UVA’s materials science and engineering community congratulates Petra Reinke, professor of materials science and engineering, on her elevation to fellow in the American Vacuum Society.
This honor recognizes Reinke’s contributions to materials science at surfaces of relevance to electronic and magnetic applications and oxidation of technical alloys, and her lifelong, impactful commitment to the society. Reinke will accept her award at the society’s 68th International Symposium and Exhibition, to be convened this November in Pittsburgh, Pennsylvania.
Members of the American Vacuum Society, or AVS, conduct research in surface science, thin-film growth, and materials processing for the semiconductor industry.
Reinke has dedicated herself to surface science and research with 2D materials, solving problems associated with oxidation corrosion and electronic materials, two research strengths of UVA’s Department of Materials Science and Engineering.
“Traditional surface science works with a single crystal, a beautifully defined surface; you know where every single atom sits in that surface, but real surfaces are more complicated” Reinke said. Reinke and members of her nanomaterials and surface science research group seek to better understand how corrosion processes play out in real-world scenarios — environments in which materials composed of multiple elements must perform. Her group builds model systems to capture the atomic scale processes and reactions.
Reinke’s research often involves experiments conducted at partner institutions’ synchrotron facilities such as the National Synchrotron Light Source at Brookhaven National Laboratory, or MaxIV at Lund University, which enable Reinke to capture the dynamics of materials during operation. “We can see little particles of oxide pop up on a material’s surface and analyze how that happens,” Reinke said.
Understanding the mechanisms of oxidation corrosion leads to better prediction and ultimately offers a short-cut in materials design. “You don’t want to do experiments for 30 years to get a new alloy or force it to perform in a better way,” Reinke said. “You would like to implement that with computational processes, but first we need to study behavior at the atomic scale.” A new publication in npj Materials Degradation on the oxidation of Ni-based superalloys uncovered the importance of alloy surface chemistry in the initial oxidation steps.
Reinke is also intrigued by 2D materials’ electronic structure and how to establish 2D materials in applications relevant to electronic devices and the hydrogen economy through doping and defect engineering. “You want one material that you can manipulate in specific ways,” Reinke said. “The goal is to have a specific property, like a magnetic 2D material, or maybe you want to use the defects to form specific reactions, to manipulate the material to produce desired properties.”

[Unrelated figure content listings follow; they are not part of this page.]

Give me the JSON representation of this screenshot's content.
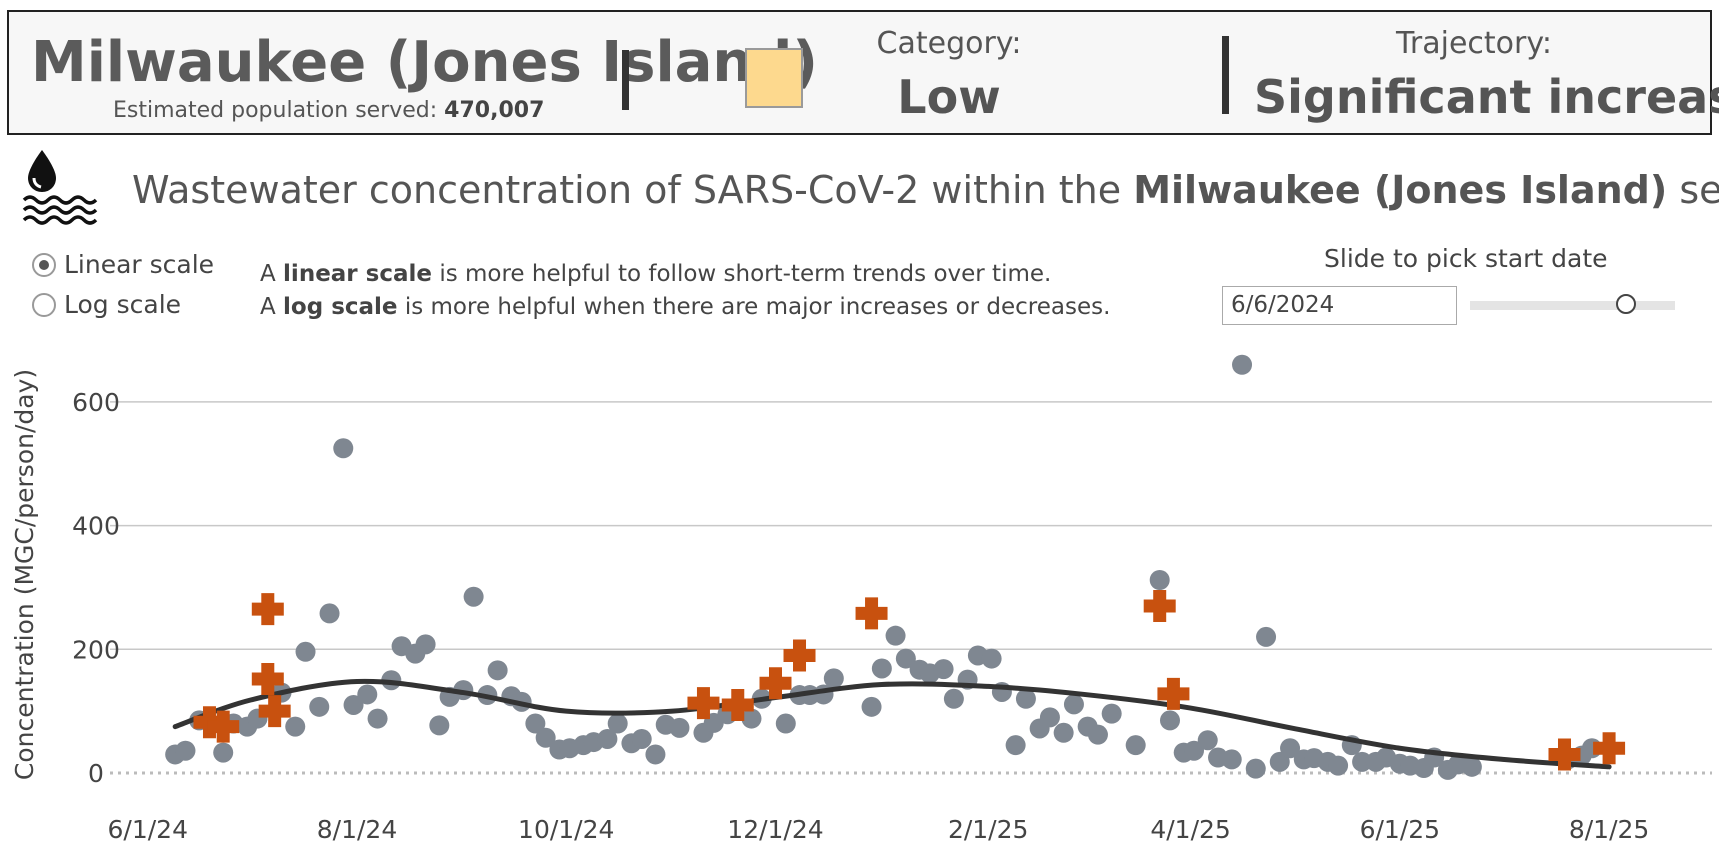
{
  "header": {
    "site_name": "Milwaukee (Jones Island)",
    "population_label": "Estimated population served:",
    "population_value": "470,007",
    "category_label": "Category:",
    "category_value": "Low",
    "category_color": "#fdd98e",
    "trajectory_label": "Trajectory:",
    "trajectory_value": "Significant increase"
  },
  "title": {
    "icon": "wastewater-drop-icon",
    "prefix": "Wastewater concentration of SARS-CoV-2 within the",
    "site": "Milwaukee (Jones Island)",
    "suffix": "sewershed"
  },
  "scale_options": {
    "linear_label": "Linear scale",
    "log_label": "Log scale",
    "selected": "linear"
  },
  "scale_help": {
    "linear_pre": "A",
    "linear_bold": "linear scale",
    "linear_post": "is more helpful to follow short-term trends over time.",
    "log_pre": "A",
    "log_bold": "log scale",
    "log_post": "is more helpful when there are major increases or decreases."
  },
  "date_picker": {
    "label": "Slide to pick start date",
    "value": "6/6/2024",
    "slider_position": 0.76
  },
  "colors": {
    "point": "#7f8791",
    "outlier": "#c8510f",
    "trend": "#333333",
    "grid": "#c8c8c8"
  },
  "chart_data": {
    "type": "scatter",
    "ylabel": "Concentration (MGC/person/day)",
    "ylim": [
      0,
      700
    ],
    "yticks": [
      0,
      200,
      400,
      600
    ],
    "xlim": [
      "2024-05-21",
      "2025-08-31"
    ],
    "xticks": [
      {
        "date": "2024-06-01",
        "label": "6/1/24"
      },
      {
        "date": "2024-08-01",
        "label": "8/1/24"
      },
      {
        "date": "2024-10-01",
        "label": "10/1/24"
      },
      {
        "date": "2024-12-01",
        "label": "12/1/24"
      },
      {
        "date": "2025-02-01",
        "label": "2/1/25"
      },
      {
        "date": "2025-04-01",
        "label": "4/1/25"
      },
      {
        "date": "2025-06-01",
        "label": "6/1/25"
      },
      {
        "date": "2025-08-01",
        "label": "8/1/25"
      }
    ],
    "series": [
      {
        "marker": "circle",
        "points": [
          [
            "2024-06-09",
            30
          ],
          [
            "2024-06-12",
            36
          ],
          [
            "2024-06-16",
            85
          ],
          [
            "2024-06-23",
            33
          ],
          [
            "2024-06-26",
            80
          ],
          [
            "2024-06-30",
            75
          ],
          [
            "2024-07-03",
            88
          ],
          [
            "2024-07-10",
            130
          ],
          [
            "2024-07-14",
            75
          ],
          [
            "2024-07-17",
            196
          ],
          [
            "2024-07-21",
            107
          ],
          [
            "2024-07-24",
            258
          ],
          [
            "2024-07-28",
            525
          ],
          [
            "2024-07-31",
            110
          ],
          [
            "2024-08-04",
            127
          ],
          [
            "2024-08-07",
            88
          ],
          [
            "2024-08-11",
            150
          ],
          [
            "2024-08-14",
            205
          ],
          [
            "2024-08-18",
            193
          ],
          [
            "2024-08-21",
            208
          ],
          [
            "2024-08-25",
            77
          ],
          [
            "2024-08-28",
            123
          ],
          [
            "2024-09-01",
            134
          ],
          [
            "2024-09-04",
            285
          ],
          [
            "2024-09-08",
            126
          ],
          [
            "2024-09-11",
            166
          ],
          [
            "2024-09-15",
            124
          ],
          [
            "2024-09-18",
            115
          ],
          [
            "2024-09-22",
            80
          ],
          [
            "2024-09-25",
            57
          ],
          [
            "2024-09-29",
            38
          ],
          [
            "2024-10-02",
            40
          ],
          [
            "2024-10-06",
            45
          ],
          [
            "2024-10-09",
            50
          ],
          [
            "2024-10-13",
            55
          ],
          [
            "2024-10-16",
            80
          ],
          [
            "2024-10-20",
            48
          ],
          [
            "2024-10-23",
            55
          ],
          [
            "2024-10-27",
            30
          ],
          [
            "2024-10-30",
            78
          ],
          [
            "2024-11-03",
            73
          ],
          [
            "2024-11-10",
            65
          ],
          [
            "2024-11-13",
            81
          ],
          [
            "2024-11-17",
            95
          ],
          [
            "2024-11-24",
            88
          ],
          [
            "2024-11-27",
            120
          ],
          [
            "2024-12-04",
            80
          ],
          [
            "2024-12-08",
            126
          ],
          [
            "2024-12-11",
            126
          ],
          [
            "2024-12-15",
            127
          ],
          [
            "2024-12-18",
            153
          ],
          [
            "2024-12-29",
            107
          ],
          [
            "2025-01-01",
            169
          ],
          [
            "2025-01-05",
            222
          ],
          [
            "2025-01-08",
            185
          ],
          [
            "2025-01-12",
            167
          ],
          [
            "2025-01-15",
            161
          ],
          [
            "2025-01-19",
            168
          ],
          [
            "2025-01-22",
            120
          ],
          [
            "2025-01-26",
            151
          ],
          [
            "2025-01-29",
            190
          ],
          [
            "2025-02-02",
            185
          ],
          [
            "2025-02-05",
            131
          ],
          [
            "2025-02-09",
            45
          ],
          [
            "2025-02-12",
            120
          ],
          [
            "2025-02-16",
            72
          ],
          [
            "2025-02-19",
            90
          ],
          [
            "2025-02-23",
            65
          ],
          [
            "2025-02-26",
            111
          ],
          [
            "2025-03-02",
            75
          ],
          [
            "2025-03-05",
            62
          ],
          [
            "2025-03-09",
            96
          ],
          [
            "2025-03-16",
            45
          ],
          [
            "2025-03-23",
            312
          ],
          [
            "2025-03-26",
            85
          ],
          [
            "2025-03-30",
            33
          ],
          [
            "2025-04-02",
            36
          ],
          [
            "2025-04-06",
            53
          ],
          [
            "2025-04-09",
            25
          ],
          [
            "2025-04-13",
            22
          ],
          [
            "2025-04-16",
            660
          ],
          [
            "2025-04-20",
            7
          ],
          [
            "2025-04-23",
            220
          ],
          [
            "2025-04-27",
            18
          ],
          [
            "2025-04-30",
            40
          ],
          [
            "2025-05-04",
            22
          ],
          [
            "2025-05-07",
            24
          ],
          [
            "2025-05-11",
            18
          ],
          [
            "2025-05-14",
            12
          ],
          [
            "2025-05-18",
            45
          ],
          [
            "2025-05-21",
            18
          ],
          [
            "2025-05-25",
            18
          ],
          [
            "2025-05-28",
            25
          ],
          [
            "2025-06-01",
            15
          ],
          [
            "2025-06-04",
            12
          ],
          [
            "2025-06-08",
            8
          ],
          [
            "2025-06-11",
            25
          ],
          [
            "2025-06-15",
            5
          ],
          [
            "2025-06-18",
            14
          ],
          [
            "2025-06-22",
            10
          ],
          [
            "2025-07-20",
            22
          ],
          [
            "2025-07-24",
            28
          ],
          [
            "2025-07-27",
            40
          ]
        ]
      },
      {
        "marker": "cross",
        "points": [
          [
            "2024-06-19",
            82
          ],
          [
            "2024-06-23",
            75
          ],
          [
            "2024-07-06",
            265
          ],
          [
            "2024-07-06",
            152
          ],
          [
            "2024-07-08",
            100
          ],
          [
            "2024-11-10",
            113
          ],
          [
            "2024-11-20",
            110
          ],
          [
            "2024-12-01",
            145
          ],
          [
            "2024-12-08",
            190
          ],
          [
            "2024-12-29",
            258
          ],
          [
            "2025-03-23",
            270
          ],
          [
            "2025-03-27",
            128
          ],
          [
            "2025-07-19",
            30
          ],
          [
            "2025-08-01",
            40
          ]
        ]
      },
      {
        "marker": "line",
        "points": [
          [
            "2024-06-09",
            75
          ],
          [
            "2024-07-01",
            118
          ],
          [
            "2024-08-01",
            148
          ],
          [
            "2024-09-01",
            130
          ],
          [
            "2024-10-01",
            100
          ],
          [
            "2024-11-01",
            100
          ],
          [
            "2024-12-01",
            122
          ],
          [
            "2025-01-01",
            143
          ],
          [
            "2025-02-01",
            140
          ],
          [
            "2025-03-01",
            127
          ],
          [
            "2025-04-01",
            105
          ],
          [
            "2025-05-01",
            72
          ],
          [
            "2025-06-01",
            40
          ],
          [
            "2025-07-01",
            22
          ],
          [
            "2025-08-01",
            10
          ]
        ]
      }
    ]
  }
}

Like many of her AVS colleagues, Reinke is on the hunt for a better catalyst. Seminal research in catalysis was driven by the need to feed a growing and urbanizing population, to develop fertilizers for higher crop yields. Nowadays, the desire to realize a net-zero carbon future spurs innovation, with research in catalysis applied to energy processes such as fuel cells and batteries.
Advancing this aim, Reinke is conducting joint research with Ashleigh Baber, associate professor of chemistry at James Madison University, to test economically viable materials for hydrogen fuel cells. They are exploring whether new 2D materials can replace platinum in the fuel cells’ inner workings.

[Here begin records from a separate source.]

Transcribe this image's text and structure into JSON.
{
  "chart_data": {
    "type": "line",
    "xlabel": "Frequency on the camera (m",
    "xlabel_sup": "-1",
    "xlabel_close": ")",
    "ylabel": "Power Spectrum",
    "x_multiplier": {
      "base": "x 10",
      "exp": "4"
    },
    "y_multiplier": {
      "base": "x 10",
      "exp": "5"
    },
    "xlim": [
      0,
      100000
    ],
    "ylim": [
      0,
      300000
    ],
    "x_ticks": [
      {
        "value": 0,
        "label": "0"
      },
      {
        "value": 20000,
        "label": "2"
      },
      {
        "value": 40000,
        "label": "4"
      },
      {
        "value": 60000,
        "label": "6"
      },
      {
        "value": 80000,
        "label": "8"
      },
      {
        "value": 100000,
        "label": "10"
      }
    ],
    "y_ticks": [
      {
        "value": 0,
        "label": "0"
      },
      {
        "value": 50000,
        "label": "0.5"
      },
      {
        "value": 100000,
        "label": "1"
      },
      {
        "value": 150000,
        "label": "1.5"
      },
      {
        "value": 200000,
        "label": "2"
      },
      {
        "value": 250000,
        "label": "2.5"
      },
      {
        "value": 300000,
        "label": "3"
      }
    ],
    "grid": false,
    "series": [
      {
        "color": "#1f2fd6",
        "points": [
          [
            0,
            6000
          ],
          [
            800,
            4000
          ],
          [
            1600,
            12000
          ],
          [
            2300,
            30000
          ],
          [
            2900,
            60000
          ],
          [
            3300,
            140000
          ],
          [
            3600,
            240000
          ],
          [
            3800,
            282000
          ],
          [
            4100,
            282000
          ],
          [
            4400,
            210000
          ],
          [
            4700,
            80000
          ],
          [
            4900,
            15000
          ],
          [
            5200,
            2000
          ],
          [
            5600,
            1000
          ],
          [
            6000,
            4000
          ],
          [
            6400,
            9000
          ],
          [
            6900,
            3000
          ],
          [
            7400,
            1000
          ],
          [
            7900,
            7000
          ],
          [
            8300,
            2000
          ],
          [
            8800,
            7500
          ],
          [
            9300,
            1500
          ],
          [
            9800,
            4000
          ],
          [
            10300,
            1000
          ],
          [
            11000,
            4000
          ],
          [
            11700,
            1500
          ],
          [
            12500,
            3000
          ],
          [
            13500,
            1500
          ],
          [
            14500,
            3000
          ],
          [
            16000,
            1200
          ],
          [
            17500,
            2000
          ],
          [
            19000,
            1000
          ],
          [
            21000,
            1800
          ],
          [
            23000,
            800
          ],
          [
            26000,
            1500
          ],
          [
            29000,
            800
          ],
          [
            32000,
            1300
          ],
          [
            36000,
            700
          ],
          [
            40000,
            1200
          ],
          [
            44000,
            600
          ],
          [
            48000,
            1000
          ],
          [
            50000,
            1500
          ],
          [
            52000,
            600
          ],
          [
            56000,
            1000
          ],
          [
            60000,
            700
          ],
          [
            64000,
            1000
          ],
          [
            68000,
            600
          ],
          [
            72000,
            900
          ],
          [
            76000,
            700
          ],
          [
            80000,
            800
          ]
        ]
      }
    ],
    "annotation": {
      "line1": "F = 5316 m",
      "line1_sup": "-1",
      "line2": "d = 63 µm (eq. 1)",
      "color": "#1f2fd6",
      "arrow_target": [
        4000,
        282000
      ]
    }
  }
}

Reinke is looking forward to the AVS annual conference, not only for the inspiration provided by the science, but also to see two group members deliver their first conference presentations. Pittsburgh is hosting the society’s first in-person gathering since the onset of the COVID-19 pandemic. UVA MSE was well represented at AVS ’66, the 2019 international symposium and exhibition, where they presented papers and earned top honors.
Reinke’s election to fellow recognizes her efforts to build a vibrant community. With other members of the AVS diversity, equity and inclusion committee, Reinke helped launch a mentoring program that pairs graduate students and early career scientists and professors with more senior AVS members to get an anchor point and build their network. She led the Surface Science Division through the COVID-19 pandemic, served on the committee that manages the AVS student award program, and has participated in AVS’s e-talks program.

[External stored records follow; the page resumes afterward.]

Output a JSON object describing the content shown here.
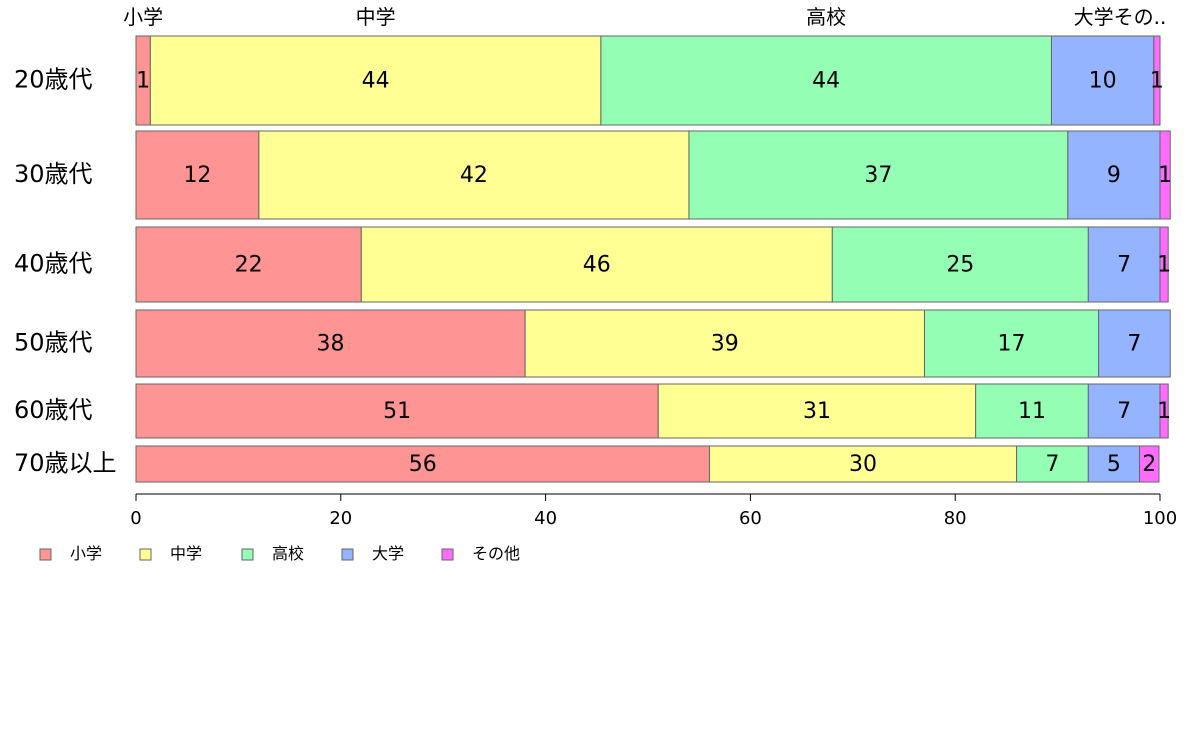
{
  "chart_data": {
    "type": "bar",
    "orientation": "horizontal",
    "stacked": true,
    "categories": [
      "20歳代",
      "30歳代",
      "40歳代",
      "50歳代",
      "60歳代",
      "70歳以上"
    ],
    "series": [
      {
        "name": "小学",
        "color": "#ff9494",
        "values": [
          1.4,
          12,
          22,
          38,
          51,
          56
        ],
        "labels": [
          "1",
          "12",
          "22",
          "38",
          "51",
          "56"
        ]
      },
      {
        "name": "中学",
        "color": "#ffff94",
        "values": [
          44,
          42,
          46,
          39,
          31,
          30
        ],
        "labels": [
          "44",
          "42",
          "46",
          "39",
          "31",
          "30"
        ]
      },
      {
        "name": "高校",
        "color": "#94ffb4",
        "values": [
          44,
          37,
          25,
          17,
          11,
          7
        ],
        "labels": [
          "44",
          "37",
          "25",
          "17",
          "11",
          "7"
        ]
      },
      {
        "name": "大学",
        "color": "#94b4ff",
        "values": [
          10,
          9,
          7,
          7,
          7,
          5
        ],
        "labels": [
          "10",
          "9",
          "7",
          "7",
          "7",
          "5"
        ]
      },
      {
        "name": "その他",
        "color": "#ff6bff",
        "values": [
          0.6,
          1,
          0.8,
          0,
          0.8,
          1.9
        ],
        "labels": [
          "1",
          "1",
          "1",
          "",
          "1",
          "2"
        ]
      }
    ],
    "top_labels": [
      "小学",
      "中学",
      "高校",
      "大学その.."
    ],
    "xlim": [
      0,
      100
    ],
    "xticks": [
      "0",
      "20",
      "40",
      "60",
      "80",
      "100"
    ],
    "grid": false,
    "legend_position": "bottom-left"
  }
}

“I’m honored to become a fellow of a community that has supported my professional growth and in which I’ve been involved for many years,” Reinke said.
Reinke is grateful for the support provided by her colleague Petra Rudolf, professor of experimental solid state physics and dean of graduate studies at the University of Groningen in the Netherlands, who championed Reinke’s AVS Fellow nomination. Reinke and Rudolph have worked together since the early 2000s, including early work on fullerene molecules. In 2019, Reinke spent her sabbatical leave at the University of Groningen/Zernike Institute for Advanced Materials, conducting experiments on 2-D materials such as graphene and studying the transmission of molecules through nanoscale defects.